Sen. John Cornyn’s campaign says it brought in $7 million in the final quarter of 2025, a personal record, as he faces a crowded Republican primary against Texas Attorney General Ken Paxton and Rep. Wesley Hunt.
Sen. John Cornyn’s campaign said Monday that the Texas Republican raised $7 million in the fourth quarter of 2025, calling it the largest quarterly fundraising total of his career, as he seeks another term amid a high-profile primary challenge from Texas Attorney General Ken Paxton and U.S. Rep. Wesley Hunt.
Cornyn’s team said the senator has about $15 million in cash on hand when accounting for his campaign account and affiliated joint fundraising committees, though the campaign finance report detailing the full breakdown had not yet been publicly filed at the time of the announcement.

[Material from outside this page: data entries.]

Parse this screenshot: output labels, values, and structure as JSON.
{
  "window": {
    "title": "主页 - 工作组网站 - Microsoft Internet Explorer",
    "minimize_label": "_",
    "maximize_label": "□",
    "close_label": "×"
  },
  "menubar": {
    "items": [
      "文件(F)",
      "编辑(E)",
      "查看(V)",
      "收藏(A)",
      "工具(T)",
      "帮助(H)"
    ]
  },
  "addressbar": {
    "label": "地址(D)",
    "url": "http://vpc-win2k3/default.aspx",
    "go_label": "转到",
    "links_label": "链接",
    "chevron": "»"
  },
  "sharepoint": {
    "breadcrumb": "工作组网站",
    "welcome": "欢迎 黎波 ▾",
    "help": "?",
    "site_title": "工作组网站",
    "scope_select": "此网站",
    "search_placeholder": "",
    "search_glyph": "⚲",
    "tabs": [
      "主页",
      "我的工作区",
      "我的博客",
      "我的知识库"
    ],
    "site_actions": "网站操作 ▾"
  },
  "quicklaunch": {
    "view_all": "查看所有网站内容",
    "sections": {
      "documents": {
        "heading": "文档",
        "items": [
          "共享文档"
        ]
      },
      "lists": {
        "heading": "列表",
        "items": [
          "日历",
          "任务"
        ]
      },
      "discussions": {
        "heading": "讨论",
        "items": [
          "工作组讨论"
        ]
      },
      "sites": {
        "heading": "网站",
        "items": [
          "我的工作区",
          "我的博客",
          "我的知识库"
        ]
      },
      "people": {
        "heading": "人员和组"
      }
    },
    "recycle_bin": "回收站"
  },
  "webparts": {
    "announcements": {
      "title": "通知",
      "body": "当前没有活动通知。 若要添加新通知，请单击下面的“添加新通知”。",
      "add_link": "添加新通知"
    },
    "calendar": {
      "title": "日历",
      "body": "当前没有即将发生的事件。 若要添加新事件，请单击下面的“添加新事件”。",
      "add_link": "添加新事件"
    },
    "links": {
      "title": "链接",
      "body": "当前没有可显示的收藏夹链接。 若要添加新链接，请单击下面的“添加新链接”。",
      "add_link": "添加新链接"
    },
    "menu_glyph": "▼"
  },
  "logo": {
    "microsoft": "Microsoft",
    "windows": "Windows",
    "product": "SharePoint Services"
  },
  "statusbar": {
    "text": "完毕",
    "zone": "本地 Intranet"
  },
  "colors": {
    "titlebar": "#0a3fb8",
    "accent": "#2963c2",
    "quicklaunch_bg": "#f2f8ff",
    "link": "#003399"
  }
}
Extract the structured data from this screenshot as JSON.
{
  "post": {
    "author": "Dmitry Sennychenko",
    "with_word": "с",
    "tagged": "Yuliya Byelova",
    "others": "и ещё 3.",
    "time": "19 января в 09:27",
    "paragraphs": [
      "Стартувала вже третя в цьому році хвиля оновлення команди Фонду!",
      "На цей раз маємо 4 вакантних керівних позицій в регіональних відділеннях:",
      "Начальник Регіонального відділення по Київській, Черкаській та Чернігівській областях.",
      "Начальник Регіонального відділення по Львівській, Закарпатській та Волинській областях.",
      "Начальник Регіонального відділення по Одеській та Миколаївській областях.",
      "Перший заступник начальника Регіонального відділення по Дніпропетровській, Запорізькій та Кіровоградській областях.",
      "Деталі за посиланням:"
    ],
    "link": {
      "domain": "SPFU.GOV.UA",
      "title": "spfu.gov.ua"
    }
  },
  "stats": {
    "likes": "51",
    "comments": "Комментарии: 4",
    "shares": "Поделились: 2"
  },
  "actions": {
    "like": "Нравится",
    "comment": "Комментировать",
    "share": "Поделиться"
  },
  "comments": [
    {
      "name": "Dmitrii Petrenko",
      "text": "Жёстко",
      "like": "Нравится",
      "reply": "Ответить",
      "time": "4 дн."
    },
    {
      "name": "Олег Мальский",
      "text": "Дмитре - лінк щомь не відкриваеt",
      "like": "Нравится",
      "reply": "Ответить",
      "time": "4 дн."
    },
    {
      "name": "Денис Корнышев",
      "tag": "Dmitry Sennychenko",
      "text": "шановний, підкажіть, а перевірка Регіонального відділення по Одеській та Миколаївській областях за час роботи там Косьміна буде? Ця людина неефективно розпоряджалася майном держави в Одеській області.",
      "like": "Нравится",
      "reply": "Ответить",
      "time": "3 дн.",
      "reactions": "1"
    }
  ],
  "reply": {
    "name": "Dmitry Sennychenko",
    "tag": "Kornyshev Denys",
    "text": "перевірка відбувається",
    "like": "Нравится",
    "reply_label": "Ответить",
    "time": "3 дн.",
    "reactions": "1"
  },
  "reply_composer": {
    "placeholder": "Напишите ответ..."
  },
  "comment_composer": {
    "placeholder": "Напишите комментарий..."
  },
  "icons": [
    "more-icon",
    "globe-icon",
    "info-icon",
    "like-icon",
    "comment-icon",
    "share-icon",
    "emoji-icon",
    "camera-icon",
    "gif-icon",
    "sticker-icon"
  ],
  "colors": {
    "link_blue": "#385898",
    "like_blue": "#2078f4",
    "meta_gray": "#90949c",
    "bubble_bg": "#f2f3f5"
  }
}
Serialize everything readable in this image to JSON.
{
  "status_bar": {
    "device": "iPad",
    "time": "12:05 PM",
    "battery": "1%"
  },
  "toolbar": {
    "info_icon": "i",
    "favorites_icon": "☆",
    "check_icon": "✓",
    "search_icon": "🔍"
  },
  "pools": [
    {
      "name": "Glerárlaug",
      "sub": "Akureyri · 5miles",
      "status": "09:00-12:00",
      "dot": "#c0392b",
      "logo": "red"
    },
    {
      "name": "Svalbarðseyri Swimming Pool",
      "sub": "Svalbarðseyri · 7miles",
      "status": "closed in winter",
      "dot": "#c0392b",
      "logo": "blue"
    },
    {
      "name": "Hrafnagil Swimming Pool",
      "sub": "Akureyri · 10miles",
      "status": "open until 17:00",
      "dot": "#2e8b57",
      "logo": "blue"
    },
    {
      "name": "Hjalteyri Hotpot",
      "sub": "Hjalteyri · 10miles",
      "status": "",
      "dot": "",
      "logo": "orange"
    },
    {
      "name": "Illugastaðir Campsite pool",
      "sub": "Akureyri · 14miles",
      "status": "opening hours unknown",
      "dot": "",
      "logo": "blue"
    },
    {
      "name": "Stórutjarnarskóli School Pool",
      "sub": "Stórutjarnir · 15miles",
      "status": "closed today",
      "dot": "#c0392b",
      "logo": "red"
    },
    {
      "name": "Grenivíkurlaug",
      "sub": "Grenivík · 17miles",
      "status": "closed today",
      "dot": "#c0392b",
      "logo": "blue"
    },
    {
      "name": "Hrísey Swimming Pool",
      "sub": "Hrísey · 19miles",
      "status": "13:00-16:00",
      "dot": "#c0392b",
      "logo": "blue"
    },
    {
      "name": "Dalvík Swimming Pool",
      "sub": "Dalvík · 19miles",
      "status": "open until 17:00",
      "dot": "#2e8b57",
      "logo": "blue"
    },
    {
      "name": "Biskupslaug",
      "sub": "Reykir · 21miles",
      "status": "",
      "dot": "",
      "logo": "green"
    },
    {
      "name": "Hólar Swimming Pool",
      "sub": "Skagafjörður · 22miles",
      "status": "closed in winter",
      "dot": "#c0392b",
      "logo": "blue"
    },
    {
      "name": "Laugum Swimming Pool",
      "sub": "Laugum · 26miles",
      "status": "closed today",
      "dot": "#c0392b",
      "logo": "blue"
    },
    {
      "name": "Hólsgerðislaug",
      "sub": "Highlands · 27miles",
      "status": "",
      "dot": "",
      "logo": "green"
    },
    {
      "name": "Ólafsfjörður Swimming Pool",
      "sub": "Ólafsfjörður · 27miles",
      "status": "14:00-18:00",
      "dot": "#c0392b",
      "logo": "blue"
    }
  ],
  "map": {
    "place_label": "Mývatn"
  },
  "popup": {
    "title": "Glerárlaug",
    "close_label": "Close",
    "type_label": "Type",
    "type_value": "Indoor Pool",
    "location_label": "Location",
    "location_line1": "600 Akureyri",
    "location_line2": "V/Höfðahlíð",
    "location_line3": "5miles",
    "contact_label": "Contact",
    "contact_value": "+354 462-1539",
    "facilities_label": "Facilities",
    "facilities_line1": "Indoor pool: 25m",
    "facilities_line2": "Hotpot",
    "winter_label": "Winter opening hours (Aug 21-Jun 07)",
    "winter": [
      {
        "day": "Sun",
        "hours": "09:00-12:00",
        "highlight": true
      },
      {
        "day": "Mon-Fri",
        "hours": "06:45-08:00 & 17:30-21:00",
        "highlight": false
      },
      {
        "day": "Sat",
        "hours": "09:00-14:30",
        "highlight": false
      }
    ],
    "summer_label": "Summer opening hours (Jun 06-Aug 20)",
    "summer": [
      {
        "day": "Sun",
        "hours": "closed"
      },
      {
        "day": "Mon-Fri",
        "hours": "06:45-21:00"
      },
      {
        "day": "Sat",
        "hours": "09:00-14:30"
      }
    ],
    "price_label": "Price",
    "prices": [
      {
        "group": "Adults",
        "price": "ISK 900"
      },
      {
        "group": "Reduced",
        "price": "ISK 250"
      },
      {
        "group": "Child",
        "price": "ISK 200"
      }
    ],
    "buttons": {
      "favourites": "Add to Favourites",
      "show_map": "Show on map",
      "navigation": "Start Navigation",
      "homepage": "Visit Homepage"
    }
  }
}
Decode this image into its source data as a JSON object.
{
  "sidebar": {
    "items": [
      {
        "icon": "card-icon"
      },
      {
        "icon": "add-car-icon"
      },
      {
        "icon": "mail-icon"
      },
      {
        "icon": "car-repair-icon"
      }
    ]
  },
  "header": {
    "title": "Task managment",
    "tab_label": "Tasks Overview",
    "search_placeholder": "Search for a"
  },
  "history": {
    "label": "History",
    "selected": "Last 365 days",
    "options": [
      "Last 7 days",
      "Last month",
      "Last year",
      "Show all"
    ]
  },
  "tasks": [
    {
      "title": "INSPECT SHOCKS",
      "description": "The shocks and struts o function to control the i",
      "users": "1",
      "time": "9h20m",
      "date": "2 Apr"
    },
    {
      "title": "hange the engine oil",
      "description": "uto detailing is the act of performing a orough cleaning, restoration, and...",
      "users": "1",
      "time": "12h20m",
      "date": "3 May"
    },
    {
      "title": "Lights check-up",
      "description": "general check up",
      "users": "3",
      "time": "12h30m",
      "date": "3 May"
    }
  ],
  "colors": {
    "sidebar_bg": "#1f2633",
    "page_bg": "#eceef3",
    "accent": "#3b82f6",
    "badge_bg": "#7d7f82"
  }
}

The primary is scheduled for March 3, 2026. If no candidate wins a majority, a runoff is expected on May 26, 2026.
The contest has become a defining intraparty fight, with Paxton running as an insurgent conservative aligned with former President Donald Trump’s base, while Cornyn is backed by much of the party’s Washington establishment and allied outside groups. Public polling in recent months has shown a competitive race among the leading candidates, though results vary by poll and sponsor.
Cornyn and allied groups have also spent heavily to shape the contest, including advertising that highlights Paxton’s legal and political controversies. Paxton has faced years of scrutiny, including a now-closed federal corruption investigation in which the Justice Department ultimately declined to prosecute, as well as a 2023 impeachment trial in the Texas Senate in which he was acquitted.
Paxton has also been navigating personal turmoil. In July 2025, his wife, state Sen. Angela Paxton, filed for divorce.
Cornyn’s campaign manager, Andy Hemming, framed the race as central to advancing Republican priorities in Washington, saying: “Texans understand that President Trump’s legislative agenda and the Senate Republican majority are at risk unless Sen. Cornyn is the nominee. We are executing our plan to win this race, and we will win.”
Paxton and Hunt had not released their own fourth-quarter fundraising totals at the time Cornyn’s campaign announced its figures, leaving open how quickly his rivals can close the financial gap in an expensive state where television advertising is a major driver of voter outreach.